この学校には、ワセリンが好きな奴が潜んでいる。いや、相手によっては飢えている奴らも。そいつらの渇きを潤してやりたいんだと。
「そのままのワセリンを、あいつらは好かない。俺たちにとっちゃ、メシで固い固いフランスパンをつきつけられているようなもんだ。噛むのをおっくうに思う奴らは、たいそう機嫌を損ねちまう。
そこで人の汗を混ぜ込んでやるんだ。人外はよく、人の生き血を求めるだろ? どうやら人の体液を通してやると、食べやすくなるみたい。
本当は血がいいらしいけど、痛い思いはごめんだ。
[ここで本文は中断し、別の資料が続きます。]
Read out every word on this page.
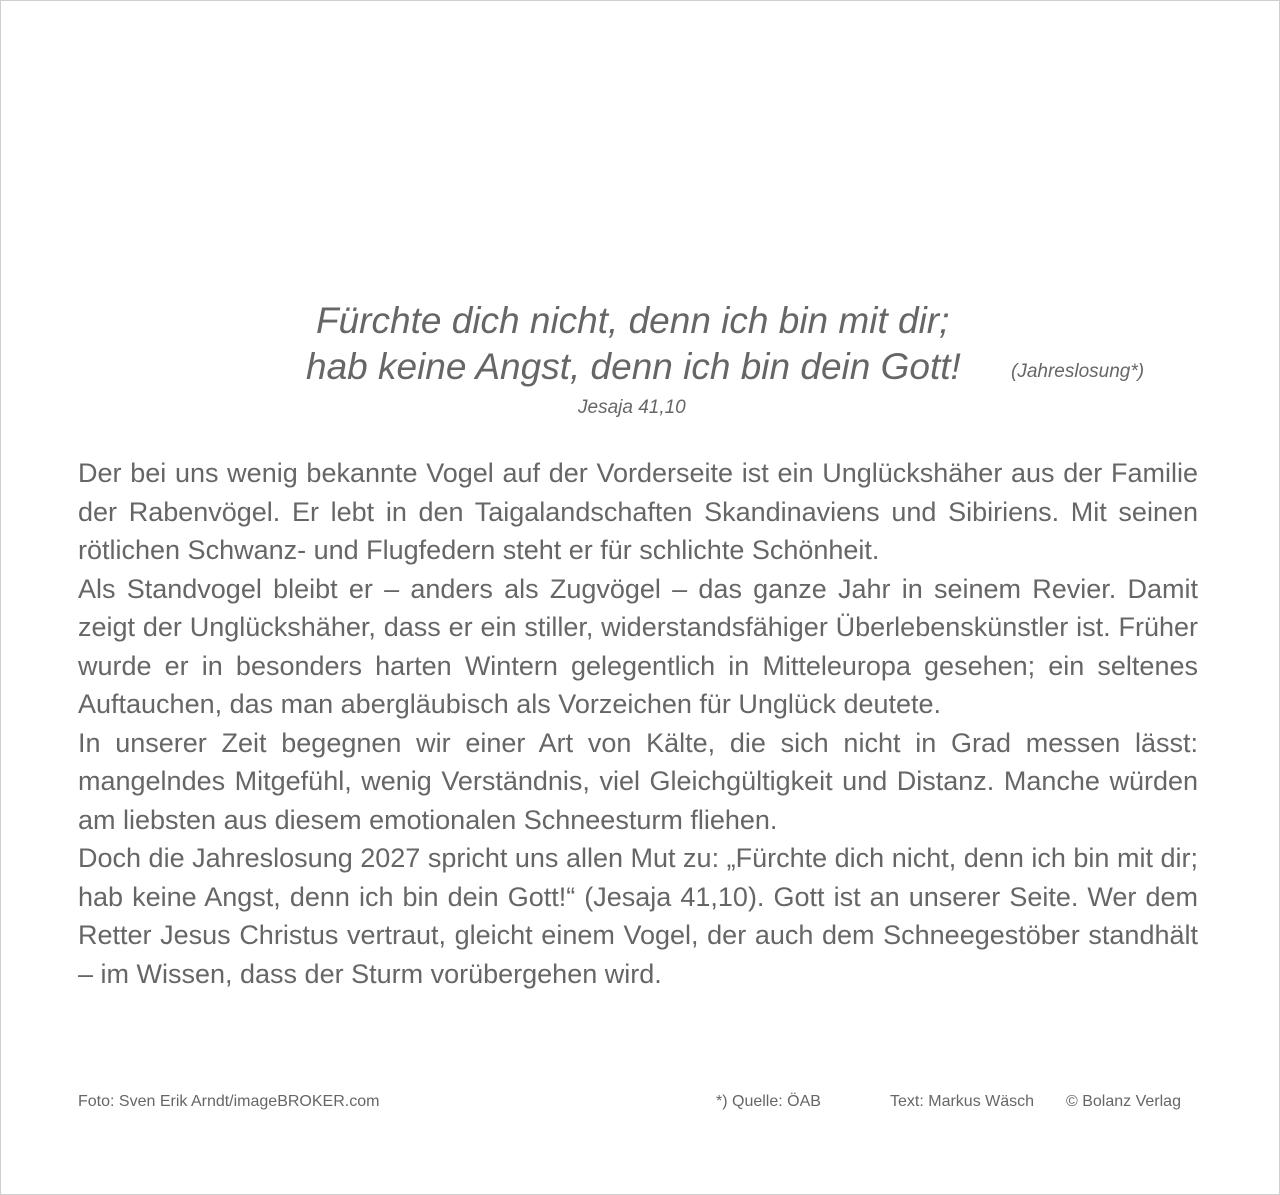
Fürchte dich nicht, denn ich bin mit dir;
hab keine Angst, denn ich bin dein Gott!	(Jahreslosung*)
Jesaja 41,10

Der bei uns wenig bekannte Vogel auf der Vorderseite ist ein Unglückshäher aus der Familie der Rabenvögel. Er lebt in den Taigalandschaften Skandinaviens und Sibiriens. Mit seinen rötlichen Schwanz- und Flugfedern steht er für schlichte Schönheit.

Als Standvogel bleibt er – anders als Zugvögel – das ganze Jahr in seinem Revier. Damit zeigt der Unglückshäher, dass er ein stiller, widerstandsfähiger Überlebenskünstler ist. Früher wurde er in besonders harten Wintern gelegentlich in Mitteleuropa gesehen; ein seltenes Auftauchen, das man abergläubisch als Vorzeichen für Unglück deutete.

In unserer Zeit begegnen wir einer Art von Kälte, die sich nicht in Grad messen lässt: mangelndes Mitgefühl, wenig Verständnis, viel Gleichgültigkeit und Distanz. Manche würden am liebsten aus diesem emotionalen Schneesturm fliehen.

Doch die Jahreslosung 2027 spricht uns allen Mut zu: „Fürchte dich nicht, denn ich bin mit dir; hab keine Angst, denn ich bin dein Gott!“ (Jesaja 41,10). Gott ist an unserer Seite. Wer dem Retter Jesus Christus vertraut, gleicht einem Vogel, der auch dem Schneegestöber standhält – im Wissen, dass der Sturm vorübergehen wird.

Foto: Sven Erik Arndt/imageBROKER.com	*) Quelle: ÖAB	Text: Markus Wäsch © Bolanz Verlag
汗でも効果があるようだから、妥協しているってわけ」
「……あの、へんてこなフォームにも意味が?」
「ワセリンを飛び散らかすための、オリジナルだね。かっちょ悪いだろ?」
ははは、と彼は恥ずかしがる気配も見せず、笑い飛ばしていたそうだ。
ワセリンを求める奴。そいつの実態を父親が察したのは数週間後のことだ。
寒さが増す中、彼がインフルエンザにかかったらしくてな。しばらく学校を休むことになった。すると晴れた日の日中、風もないのに窓が勝手に揺れることが何度かあったんだ。
音を聞いて窓を向くも、そこには何の影もない。見える木々も、その枝葉を揺らしている気配を見えなかった。
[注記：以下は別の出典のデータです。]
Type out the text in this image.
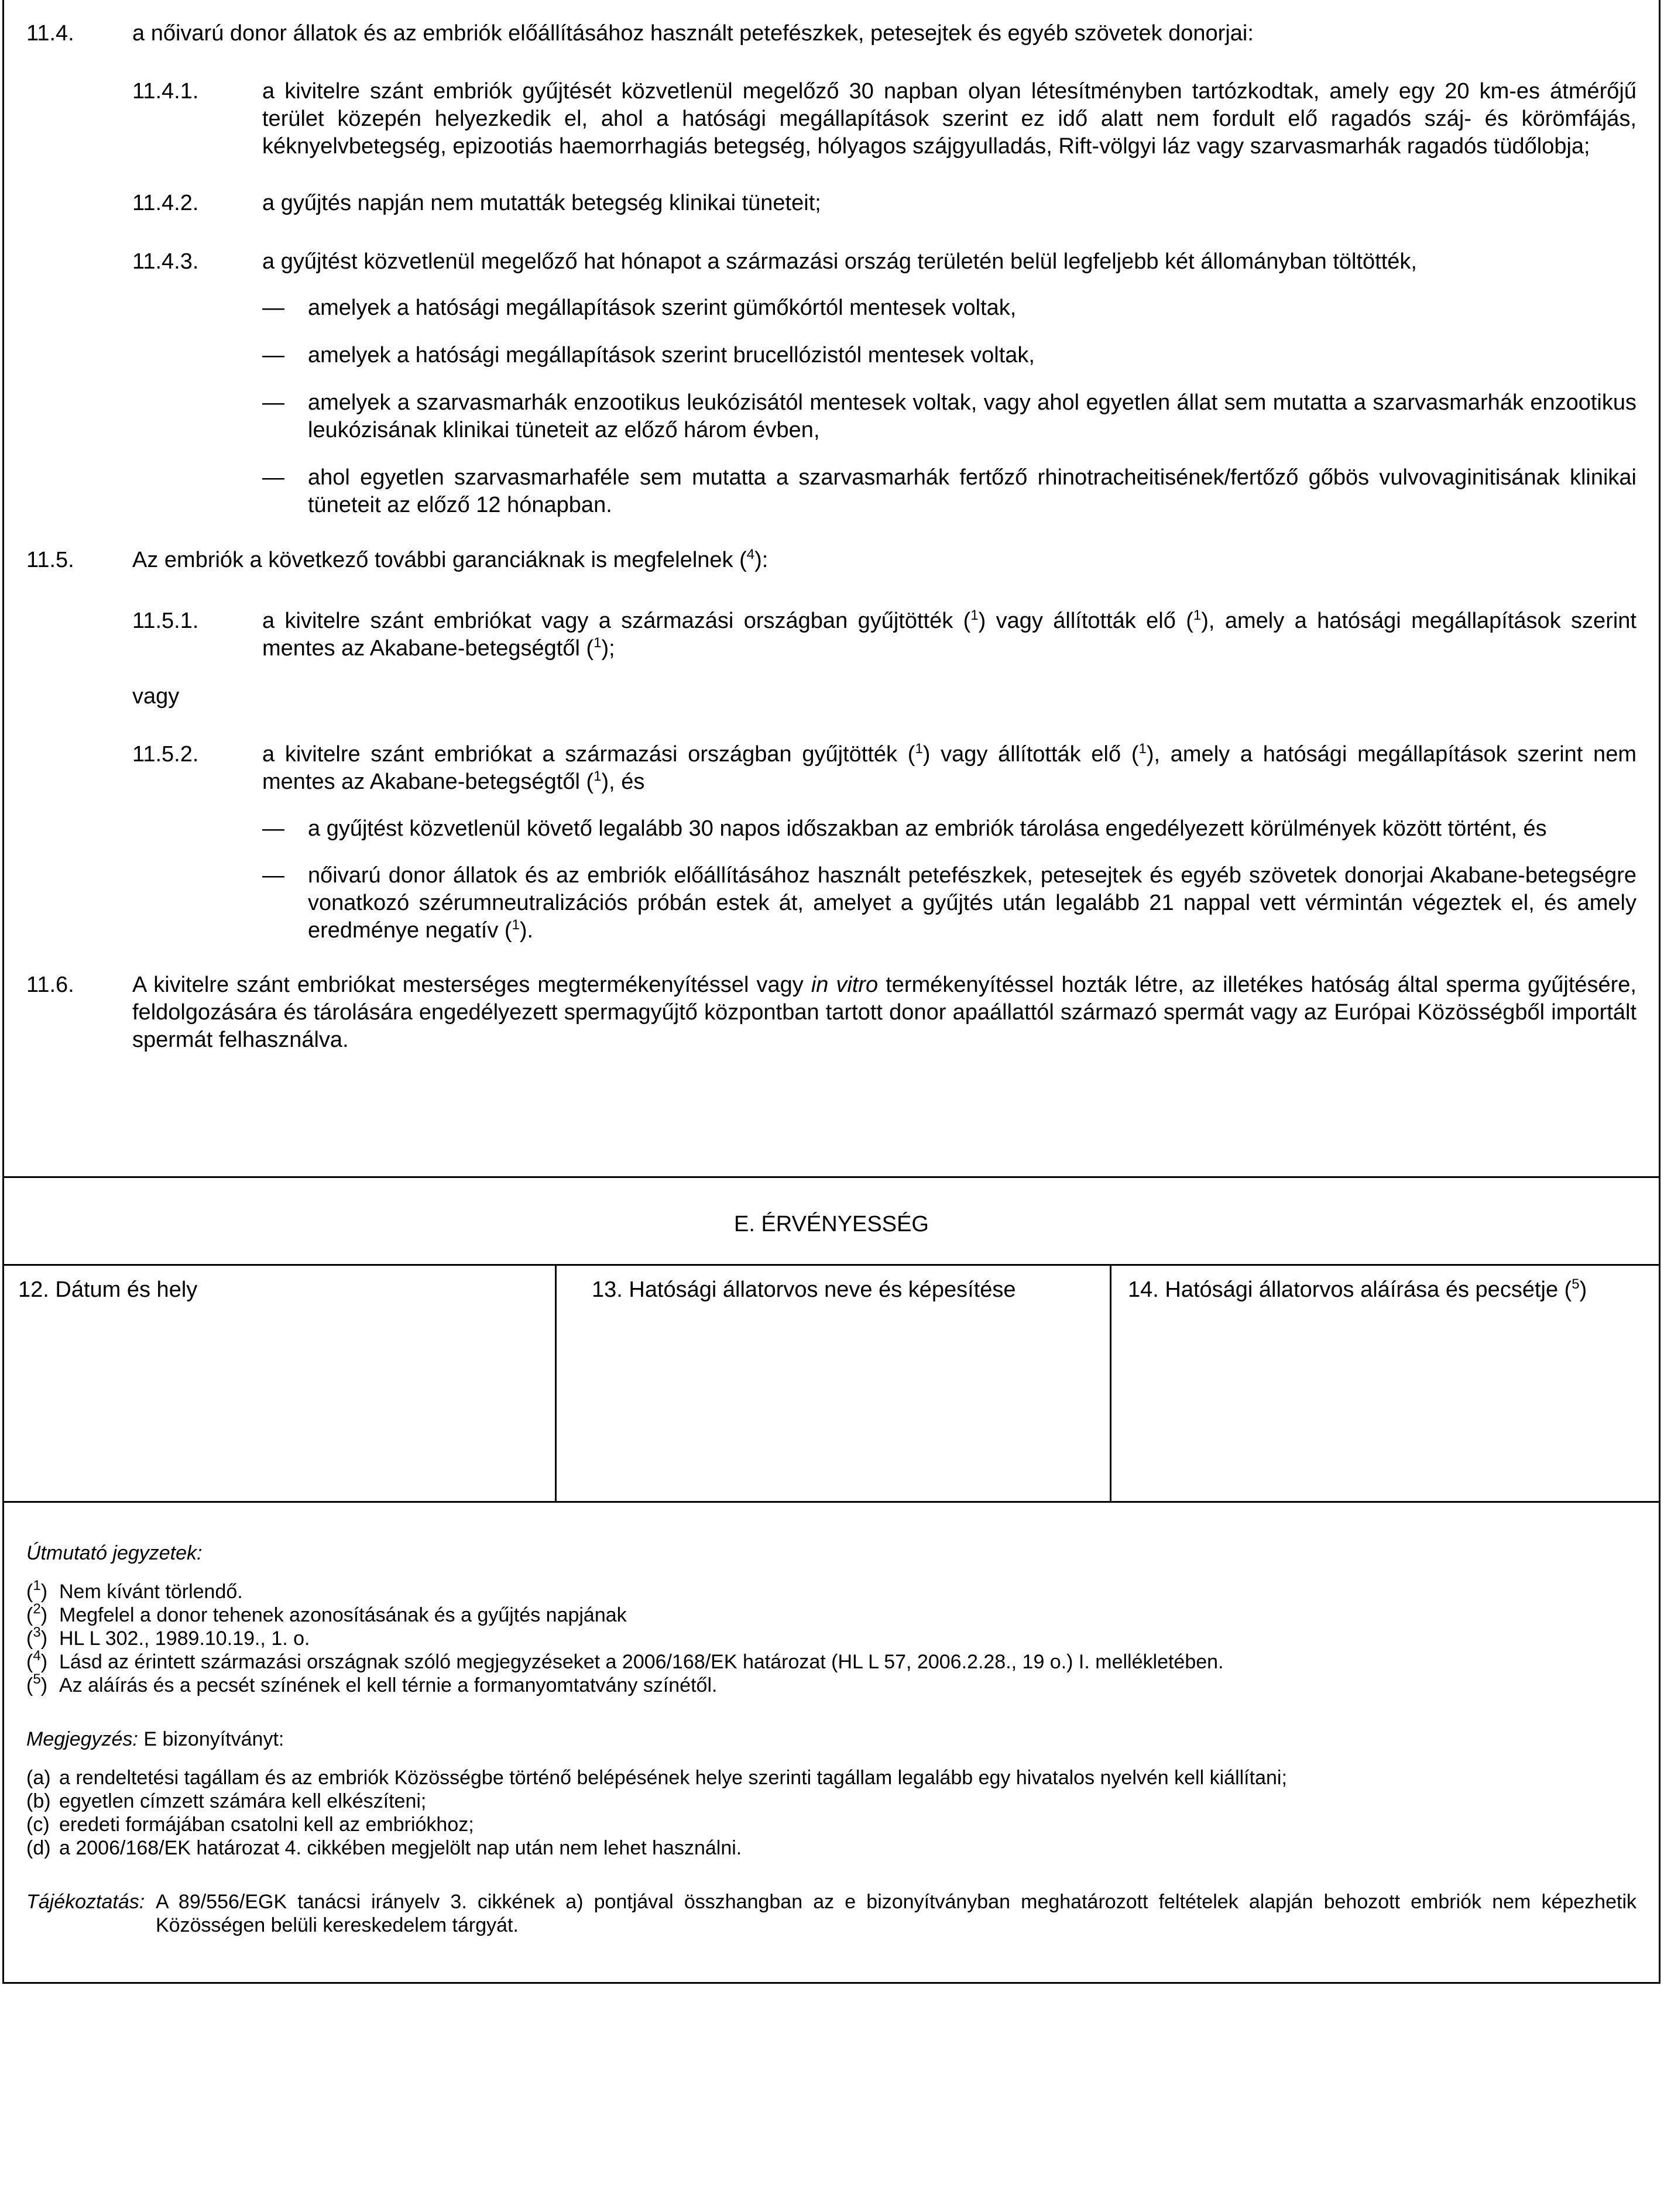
11.4.	a nőivarú donor állatok és az embriók előállításához használt petefészkek, petesejtek és egyéb szövetek donorjai:
11.4.1.	a kivitelre szánt embriók gyűjtését közvetlenül megelőző 30 napban olyan létesítményben tartózkodtak, amely egy 20 km-es átmérőjű terület közepén helyezkedik el, ahol a hatósági megállapítások szerint ez idő alatt nem fordult elő ragadós száj- és körömfájás, kéknyelvbetegség, epizootiás haemorrhagiás betegség, hólyagos szájgyulladás, Rift-völgyi láz vagy szarvasmarhák ragadós tüdőlobja;
11.4.2.	a gyűjtés napján nem mutatták betegség klinikai tüneteit;
11.4.3.	a gyűjtést közvetlenül megelőző hat hónapot a származási ország területén belül legfeljebb két állományban töltötték,
—	amelyek a hatósági megállapítások szerint gümőkórtól mentesek voltak,
—	amelyek a hatósági megállapítások szerint brucellózistól mentesek voltak,
—	amelyek a szarvasmarhák enzootikus leukózisától mentesek voltak, vagy ahol egyetlen állat sem mutatta a szarvasmarhák enzootikus leukózisának klinikai tüneteit az előző három évben,
—	ahol egyetlen szarvasmarhaféle sem mutatta a szarvasmarhák fertőző rhinotracheitisének/fertőző gőbös vulvovaginitisának klinikai tüneteit az előző 12 hónapban.
11.5.	Az embriók a következő további garanciáknak is megfelelnek ($^4$):
11.5.1.	a kivitelre szánt embriókat vagy a származási országban gyűjtötték ($^1$) vagy állították elő ($^1$), amely a hatósági megállapítások szerint mentes az Akabane-betegségtől ($^1$);
vagy
11.5.2.	a kivitelre szánt embriókat a származási országban gyűjtötték ($^1$) vagy állították elő ($^1$), amely a hatósági megállapítások szerint nem mentes az Akabane-betegségtől ($^1$), és
—	a gyűjtést közvetlenül követő legalább 30 napos időszakban az embriók tárolása engedélyezett körülmények között történt, és
—	nőivarú donor állatok és az embriók előállításához használt petefészkek, petesejtek és egyéb szövetek donorjai Akabane-betegségre vonatkozó szérumneutralizációs próbán estek át, amelyet a gyűjtés után legalább 21 nappal vett vérmintán végeztek el, és amely eredménye negatív ($^1$).
11.6.	A kivitelre szánt embriókat mesterséges megtermékenyítéssel vagy in vitro termékenyítéssel hozták létre, az illetékes hatóság által sperma gyűjtésére, feldolgozására és tárolására engedélyezett spermagyűjtő központban tartott donor apaállattól származó spermát vagy az Európai Közösségből importált spermát felhasználva.
E. ÉRVÉNYESSÉG
12. Dátum és hely	13. Hatósági állatorvos neve és képesítése	14. Hatósági állatorvos aláírása és pecsétje ($^5$)
Útmutató jegyzetek:
($^1$) Nem kívánt törlendő.
($^2$) Megfelel a donor tehenek azonosításának és a gyűjtés napjának
($^3$) HL L 302., 1989.10.19., 1. o.
($^4$) Lásd az érintett származási országnak szóló megjegyzéseket a 2006/168/EK határozat (HL L 57, 2006.2.28., 19 o.) I. mellékletében.
($^5$) Az aláírás és a pecsét színének el kell térnie a formanyomtatvány színétől.
Megjegyzés: E bizonyítványt:
(a) a rendeltetési tagállam és az embriók Közösségbe történő belépésének helye szerinti tagállam legalább egy hivatalos nyelvén kell kiállítani;
(b) egyetlen címzett számára kell elkészíteni;
(c) eredeti formájában csatolni kell az embriókhoz;
(d) a 2006/168/EK határozat 4. cikkében megjelölt nap után nem lehet használni.
Tájékoztatás: A 89/556/EGK tanácsi irányelv 3. cikkének a) pontjával összhangban az e bizonyítványban meghatározott feltételek alapján behozott embriók nem képezhetik Közösségen belüli kereskedelem tárgyát.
日を追うごとに、窓揺れはその強さ、その頻度を増していき、ついに彼が出席停止を解かれる前日の昼休み。
校舎の一階、西側の窓たちの半数が一斉に割れるという事件が起きた。現場に居合わせた数少ない目撃者の話では、そこには人も道具も何もなく、ひとりでにガラスが割れたとしか思えなかったらしい。
音を聞きつけて、たちまち人だかりができてしまう各教室たち。その中でも保健室は、このわずかな時間でできるとは思えないほど、棚や机が漁られた形跡があった。改められたところ、ワセリンの入った容器だけが根こそぎ無くなっていたのだとか。